“His style is, indeed, a tissue of many languages; a mixture of heterogeneous words, brought together from distant regions, with terms originally appropriated to one art, and drawn by violence into the service of another. He must, however, be confessed to have augmented our philosophical diction; and, in defence of his uncommon words and expressions, we must consider, that he had uncommon sentiments, and was not content to express, in many words, that idea for which any language could supply a single term.”
Johnson’s prose is many things but seldom exotically virtuosic. His sensibility is flexible and generous, and understands that Browne was not merely showing off or trying to mystify his readers. Browne lived a century before Johnson, in an age when English was less fixed and more absorbent. The language, in fact, may have attained a sort of stylistic pinnacle in the seventeenth century. Often Johnson is caricatured as a reactionary, linguistically and otherwise. Boswell, for instance, reports him saying of Laurence Sterne: “Nothing odd will do long. Tristram Shandy did not last.” But here is Johnson on Browne’s linguistic exuberance:
“But his innovations are sometimes pleasing, and his temerities happy he has many verba ardentia, forcible expressions, which he would never have found, but by venturing to the utmost verge of propriety; and flights which would never have been reached, but by one who had very little fear of the shame of falling.”

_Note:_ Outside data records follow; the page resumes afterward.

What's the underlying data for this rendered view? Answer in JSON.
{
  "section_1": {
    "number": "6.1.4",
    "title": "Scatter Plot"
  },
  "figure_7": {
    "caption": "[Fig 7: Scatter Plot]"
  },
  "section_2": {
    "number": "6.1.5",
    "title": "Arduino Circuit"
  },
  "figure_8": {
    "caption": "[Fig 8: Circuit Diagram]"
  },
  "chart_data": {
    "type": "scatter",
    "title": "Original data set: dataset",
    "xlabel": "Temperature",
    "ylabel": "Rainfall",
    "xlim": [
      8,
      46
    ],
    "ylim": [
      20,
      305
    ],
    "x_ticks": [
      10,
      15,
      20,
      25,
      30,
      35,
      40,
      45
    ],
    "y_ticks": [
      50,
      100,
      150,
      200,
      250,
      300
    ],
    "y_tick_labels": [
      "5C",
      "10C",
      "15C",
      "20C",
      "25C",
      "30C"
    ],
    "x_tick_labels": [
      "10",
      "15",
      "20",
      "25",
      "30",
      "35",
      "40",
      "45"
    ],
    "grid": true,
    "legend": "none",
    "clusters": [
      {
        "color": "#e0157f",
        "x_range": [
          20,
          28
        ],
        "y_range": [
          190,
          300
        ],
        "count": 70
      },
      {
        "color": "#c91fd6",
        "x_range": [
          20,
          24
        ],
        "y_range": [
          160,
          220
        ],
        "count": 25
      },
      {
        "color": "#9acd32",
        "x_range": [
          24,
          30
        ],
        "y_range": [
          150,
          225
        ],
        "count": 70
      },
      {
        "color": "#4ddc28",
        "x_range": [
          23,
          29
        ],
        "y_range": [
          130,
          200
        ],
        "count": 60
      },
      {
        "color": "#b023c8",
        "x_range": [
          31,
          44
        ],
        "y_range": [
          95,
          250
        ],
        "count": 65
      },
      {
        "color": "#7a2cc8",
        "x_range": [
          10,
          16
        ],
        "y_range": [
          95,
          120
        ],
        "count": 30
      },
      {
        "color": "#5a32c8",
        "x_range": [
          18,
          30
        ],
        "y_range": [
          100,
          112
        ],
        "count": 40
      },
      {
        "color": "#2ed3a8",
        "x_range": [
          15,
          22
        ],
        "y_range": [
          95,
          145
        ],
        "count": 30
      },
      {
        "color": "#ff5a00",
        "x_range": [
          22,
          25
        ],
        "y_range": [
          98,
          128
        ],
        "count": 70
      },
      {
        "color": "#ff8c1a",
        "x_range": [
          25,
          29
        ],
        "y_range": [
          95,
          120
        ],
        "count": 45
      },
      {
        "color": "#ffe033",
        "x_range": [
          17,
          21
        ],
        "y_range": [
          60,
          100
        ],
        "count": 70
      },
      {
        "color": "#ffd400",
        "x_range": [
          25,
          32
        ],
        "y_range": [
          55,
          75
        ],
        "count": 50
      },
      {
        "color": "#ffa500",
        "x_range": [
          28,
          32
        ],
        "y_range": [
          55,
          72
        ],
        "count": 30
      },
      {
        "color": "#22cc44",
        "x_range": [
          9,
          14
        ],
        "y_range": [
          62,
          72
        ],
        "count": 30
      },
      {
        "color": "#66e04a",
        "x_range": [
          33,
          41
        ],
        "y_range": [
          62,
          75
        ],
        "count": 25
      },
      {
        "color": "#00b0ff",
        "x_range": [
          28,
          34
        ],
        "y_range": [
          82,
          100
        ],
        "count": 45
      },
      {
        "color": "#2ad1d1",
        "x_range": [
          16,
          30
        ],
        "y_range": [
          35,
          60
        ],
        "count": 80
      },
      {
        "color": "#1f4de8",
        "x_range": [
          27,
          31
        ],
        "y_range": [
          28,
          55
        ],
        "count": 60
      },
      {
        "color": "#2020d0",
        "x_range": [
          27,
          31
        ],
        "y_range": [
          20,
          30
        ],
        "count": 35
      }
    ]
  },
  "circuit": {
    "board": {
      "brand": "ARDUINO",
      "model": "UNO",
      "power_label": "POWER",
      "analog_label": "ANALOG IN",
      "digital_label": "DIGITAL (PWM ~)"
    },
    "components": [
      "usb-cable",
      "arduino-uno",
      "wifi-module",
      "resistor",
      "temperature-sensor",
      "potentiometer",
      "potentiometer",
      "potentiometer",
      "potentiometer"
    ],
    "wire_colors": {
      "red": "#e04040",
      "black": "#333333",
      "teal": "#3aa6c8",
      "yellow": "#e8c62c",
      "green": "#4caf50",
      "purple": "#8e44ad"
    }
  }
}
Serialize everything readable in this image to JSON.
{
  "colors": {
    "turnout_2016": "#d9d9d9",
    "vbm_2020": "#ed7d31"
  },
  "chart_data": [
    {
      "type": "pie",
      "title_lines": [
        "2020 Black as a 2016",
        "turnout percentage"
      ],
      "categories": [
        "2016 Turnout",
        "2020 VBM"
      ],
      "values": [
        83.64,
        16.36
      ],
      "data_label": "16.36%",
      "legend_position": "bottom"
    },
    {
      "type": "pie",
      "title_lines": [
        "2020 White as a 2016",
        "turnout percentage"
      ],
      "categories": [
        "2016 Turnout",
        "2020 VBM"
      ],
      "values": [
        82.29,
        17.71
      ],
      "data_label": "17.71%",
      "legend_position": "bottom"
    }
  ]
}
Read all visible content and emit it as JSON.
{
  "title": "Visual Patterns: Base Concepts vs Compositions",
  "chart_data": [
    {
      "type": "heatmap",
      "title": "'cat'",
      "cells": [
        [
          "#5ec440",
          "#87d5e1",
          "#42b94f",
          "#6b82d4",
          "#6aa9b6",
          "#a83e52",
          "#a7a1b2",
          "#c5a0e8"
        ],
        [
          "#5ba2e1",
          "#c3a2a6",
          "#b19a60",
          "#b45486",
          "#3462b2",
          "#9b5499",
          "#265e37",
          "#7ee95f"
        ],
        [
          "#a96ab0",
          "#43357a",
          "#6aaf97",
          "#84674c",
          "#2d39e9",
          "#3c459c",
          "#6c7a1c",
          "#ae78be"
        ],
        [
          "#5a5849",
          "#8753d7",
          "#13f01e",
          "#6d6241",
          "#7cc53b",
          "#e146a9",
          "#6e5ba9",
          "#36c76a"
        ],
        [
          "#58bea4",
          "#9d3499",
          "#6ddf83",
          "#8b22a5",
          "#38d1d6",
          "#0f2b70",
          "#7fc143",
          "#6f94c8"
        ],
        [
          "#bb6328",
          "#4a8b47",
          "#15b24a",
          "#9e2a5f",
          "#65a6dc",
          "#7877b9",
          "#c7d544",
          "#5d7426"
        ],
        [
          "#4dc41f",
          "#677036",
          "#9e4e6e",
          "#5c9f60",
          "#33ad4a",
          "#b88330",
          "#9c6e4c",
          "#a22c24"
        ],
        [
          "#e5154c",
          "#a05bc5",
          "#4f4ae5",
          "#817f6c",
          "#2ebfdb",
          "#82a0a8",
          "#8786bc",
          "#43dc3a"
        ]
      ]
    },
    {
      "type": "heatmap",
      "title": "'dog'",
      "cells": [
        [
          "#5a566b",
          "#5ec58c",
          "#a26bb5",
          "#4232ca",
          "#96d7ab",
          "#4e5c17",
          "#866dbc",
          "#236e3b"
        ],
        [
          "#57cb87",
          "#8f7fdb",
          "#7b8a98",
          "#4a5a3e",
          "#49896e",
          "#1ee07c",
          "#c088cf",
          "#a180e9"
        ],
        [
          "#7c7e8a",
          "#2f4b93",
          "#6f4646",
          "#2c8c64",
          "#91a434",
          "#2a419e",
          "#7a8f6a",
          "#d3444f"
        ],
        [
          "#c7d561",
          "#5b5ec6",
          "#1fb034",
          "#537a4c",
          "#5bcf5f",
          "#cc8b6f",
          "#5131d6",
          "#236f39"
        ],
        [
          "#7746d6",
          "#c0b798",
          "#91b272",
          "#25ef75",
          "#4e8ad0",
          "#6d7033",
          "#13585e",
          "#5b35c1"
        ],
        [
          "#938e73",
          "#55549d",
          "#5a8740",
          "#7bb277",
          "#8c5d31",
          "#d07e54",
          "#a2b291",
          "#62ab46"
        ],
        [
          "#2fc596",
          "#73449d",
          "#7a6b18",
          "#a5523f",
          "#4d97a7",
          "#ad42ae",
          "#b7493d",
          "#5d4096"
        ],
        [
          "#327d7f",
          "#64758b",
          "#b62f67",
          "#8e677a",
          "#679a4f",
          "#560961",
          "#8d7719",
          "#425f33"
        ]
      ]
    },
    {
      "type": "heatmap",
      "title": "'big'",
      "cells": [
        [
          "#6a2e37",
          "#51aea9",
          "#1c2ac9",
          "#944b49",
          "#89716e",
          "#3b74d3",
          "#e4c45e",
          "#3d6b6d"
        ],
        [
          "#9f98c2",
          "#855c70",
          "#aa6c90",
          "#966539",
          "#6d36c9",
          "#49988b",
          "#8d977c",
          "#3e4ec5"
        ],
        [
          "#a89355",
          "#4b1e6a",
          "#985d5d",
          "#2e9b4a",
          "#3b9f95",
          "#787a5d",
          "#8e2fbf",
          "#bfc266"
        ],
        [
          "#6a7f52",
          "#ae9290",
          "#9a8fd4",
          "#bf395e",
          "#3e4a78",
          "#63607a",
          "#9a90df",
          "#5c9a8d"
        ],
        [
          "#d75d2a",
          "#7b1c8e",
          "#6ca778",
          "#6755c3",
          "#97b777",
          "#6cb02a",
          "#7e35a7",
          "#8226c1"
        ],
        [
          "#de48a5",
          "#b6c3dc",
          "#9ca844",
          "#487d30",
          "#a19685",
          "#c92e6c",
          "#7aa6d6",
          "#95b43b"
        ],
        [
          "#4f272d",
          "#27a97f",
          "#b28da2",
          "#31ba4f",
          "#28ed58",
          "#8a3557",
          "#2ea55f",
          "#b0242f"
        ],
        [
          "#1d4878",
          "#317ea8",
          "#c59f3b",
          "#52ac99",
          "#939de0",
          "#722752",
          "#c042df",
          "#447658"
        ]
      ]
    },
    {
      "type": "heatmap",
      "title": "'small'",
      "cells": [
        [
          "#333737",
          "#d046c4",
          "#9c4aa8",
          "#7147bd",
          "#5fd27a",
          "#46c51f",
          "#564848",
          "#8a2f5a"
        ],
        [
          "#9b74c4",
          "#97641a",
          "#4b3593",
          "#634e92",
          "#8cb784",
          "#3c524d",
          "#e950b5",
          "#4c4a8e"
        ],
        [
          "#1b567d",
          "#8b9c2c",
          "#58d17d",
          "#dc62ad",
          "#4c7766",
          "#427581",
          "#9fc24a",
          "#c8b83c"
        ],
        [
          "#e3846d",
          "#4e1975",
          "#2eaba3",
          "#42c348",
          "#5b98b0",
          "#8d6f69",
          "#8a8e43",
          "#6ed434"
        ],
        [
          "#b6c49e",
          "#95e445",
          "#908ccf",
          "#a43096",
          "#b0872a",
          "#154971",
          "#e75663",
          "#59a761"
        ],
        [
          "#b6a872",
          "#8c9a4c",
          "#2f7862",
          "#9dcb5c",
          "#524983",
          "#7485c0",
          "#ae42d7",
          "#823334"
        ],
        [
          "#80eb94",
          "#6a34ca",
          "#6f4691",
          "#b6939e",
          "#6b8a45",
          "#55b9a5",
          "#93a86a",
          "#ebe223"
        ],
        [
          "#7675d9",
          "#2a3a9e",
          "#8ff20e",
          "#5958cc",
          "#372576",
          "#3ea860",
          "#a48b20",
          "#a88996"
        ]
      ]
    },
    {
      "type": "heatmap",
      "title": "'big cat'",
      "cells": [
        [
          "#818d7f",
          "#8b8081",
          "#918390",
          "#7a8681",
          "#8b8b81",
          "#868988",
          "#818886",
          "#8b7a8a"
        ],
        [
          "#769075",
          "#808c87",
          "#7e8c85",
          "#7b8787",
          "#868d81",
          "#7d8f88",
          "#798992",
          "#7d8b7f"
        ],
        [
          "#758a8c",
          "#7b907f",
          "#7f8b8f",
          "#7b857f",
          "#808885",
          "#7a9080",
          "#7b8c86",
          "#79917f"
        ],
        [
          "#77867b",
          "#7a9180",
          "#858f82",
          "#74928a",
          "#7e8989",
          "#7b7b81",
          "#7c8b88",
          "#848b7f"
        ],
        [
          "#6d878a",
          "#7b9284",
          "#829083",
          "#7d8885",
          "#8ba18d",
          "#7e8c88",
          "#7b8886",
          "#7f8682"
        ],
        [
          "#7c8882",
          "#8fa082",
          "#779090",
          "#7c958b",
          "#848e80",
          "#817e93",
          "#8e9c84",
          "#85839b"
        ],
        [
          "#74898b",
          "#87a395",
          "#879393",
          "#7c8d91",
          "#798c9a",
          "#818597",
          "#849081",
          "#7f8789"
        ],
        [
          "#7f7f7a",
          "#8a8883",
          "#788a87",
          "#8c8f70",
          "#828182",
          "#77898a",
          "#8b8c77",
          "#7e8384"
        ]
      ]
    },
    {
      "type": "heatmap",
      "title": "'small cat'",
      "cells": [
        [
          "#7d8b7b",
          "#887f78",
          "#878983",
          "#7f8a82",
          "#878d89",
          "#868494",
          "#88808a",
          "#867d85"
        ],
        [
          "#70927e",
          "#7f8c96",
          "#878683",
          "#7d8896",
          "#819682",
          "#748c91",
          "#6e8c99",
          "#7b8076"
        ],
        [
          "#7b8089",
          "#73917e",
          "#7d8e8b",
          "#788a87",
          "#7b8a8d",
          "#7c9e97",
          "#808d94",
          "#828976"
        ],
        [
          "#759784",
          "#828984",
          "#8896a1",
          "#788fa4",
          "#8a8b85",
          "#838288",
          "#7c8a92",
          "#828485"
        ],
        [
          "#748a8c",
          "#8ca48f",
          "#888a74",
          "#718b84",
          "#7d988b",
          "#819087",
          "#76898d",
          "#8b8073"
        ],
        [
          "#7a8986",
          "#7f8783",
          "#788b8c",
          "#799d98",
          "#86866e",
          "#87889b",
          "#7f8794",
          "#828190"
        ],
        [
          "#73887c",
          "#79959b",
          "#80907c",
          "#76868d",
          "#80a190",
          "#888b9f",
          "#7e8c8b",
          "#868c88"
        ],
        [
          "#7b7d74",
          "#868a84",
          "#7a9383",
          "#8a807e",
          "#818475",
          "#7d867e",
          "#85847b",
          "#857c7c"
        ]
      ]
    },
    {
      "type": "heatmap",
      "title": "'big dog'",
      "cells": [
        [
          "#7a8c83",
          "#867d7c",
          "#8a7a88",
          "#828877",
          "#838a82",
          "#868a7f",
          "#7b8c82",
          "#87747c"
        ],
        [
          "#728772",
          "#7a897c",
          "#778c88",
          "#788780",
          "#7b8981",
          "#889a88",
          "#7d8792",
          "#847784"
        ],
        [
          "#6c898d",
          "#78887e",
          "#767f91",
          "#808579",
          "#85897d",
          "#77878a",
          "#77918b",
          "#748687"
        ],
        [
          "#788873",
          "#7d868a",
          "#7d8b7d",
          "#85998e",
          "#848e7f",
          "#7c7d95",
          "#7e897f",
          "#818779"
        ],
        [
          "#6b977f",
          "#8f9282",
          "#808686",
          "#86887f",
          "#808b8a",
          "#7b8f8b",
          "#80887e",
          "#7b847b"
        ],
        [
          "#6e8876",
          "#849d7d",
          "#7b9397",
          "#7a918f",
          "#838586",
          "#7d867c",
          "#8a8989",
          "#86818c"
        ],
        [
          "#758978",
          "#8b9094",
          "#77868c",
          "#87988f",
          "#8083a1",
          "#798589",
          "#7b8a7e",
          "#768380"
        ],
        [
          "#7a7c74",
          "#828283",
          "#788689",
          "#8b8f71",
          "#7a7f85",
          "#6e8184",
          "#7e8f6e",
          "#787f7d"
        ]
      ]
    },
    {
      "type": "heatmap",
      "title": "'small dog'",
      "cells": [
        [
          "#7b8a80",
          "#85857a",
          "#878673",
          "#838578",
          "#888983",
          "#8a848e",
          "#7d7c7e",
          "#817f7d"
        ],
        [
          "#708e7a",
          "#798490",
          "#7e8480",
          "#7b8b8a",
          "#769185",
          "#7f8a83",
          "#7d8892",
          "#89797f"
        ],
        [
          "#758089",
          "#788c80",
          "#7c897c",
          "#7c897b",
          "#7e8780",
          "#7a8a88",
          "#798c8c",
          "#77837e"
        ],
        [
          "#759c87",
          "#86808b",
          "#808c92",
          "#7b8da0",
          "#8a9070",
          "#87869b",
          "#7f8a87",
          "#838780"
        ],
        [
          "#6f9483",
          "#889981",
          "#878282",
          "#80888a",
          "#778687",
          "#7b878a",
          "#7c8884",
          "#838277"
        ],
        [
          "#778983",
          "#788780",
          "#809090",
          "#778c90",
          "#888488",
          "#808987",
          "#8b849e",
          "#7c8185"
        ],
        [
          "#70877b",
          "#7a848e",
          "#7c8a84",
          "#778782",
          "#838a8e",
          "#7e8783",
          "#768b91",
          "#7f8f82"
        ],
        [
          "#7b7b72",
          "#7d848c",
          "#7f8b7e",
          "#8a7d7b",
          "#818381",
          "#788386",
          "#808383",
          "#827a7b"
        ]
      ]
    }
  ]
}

And yet Browne’s prose can be plain and direct, quintessentially English in another sense. Take the epigraph Conrad gave to his 1913 novel Chance, from Religio Medici: “Those that hold that all things are governed by fortune had not erred, had they not persisted there.” Browne was born on this date, Oct. 19, in 1605. He is one of those human curiosities who died on his birthday, in 1682. We trust he would have appreciated the rare convergence.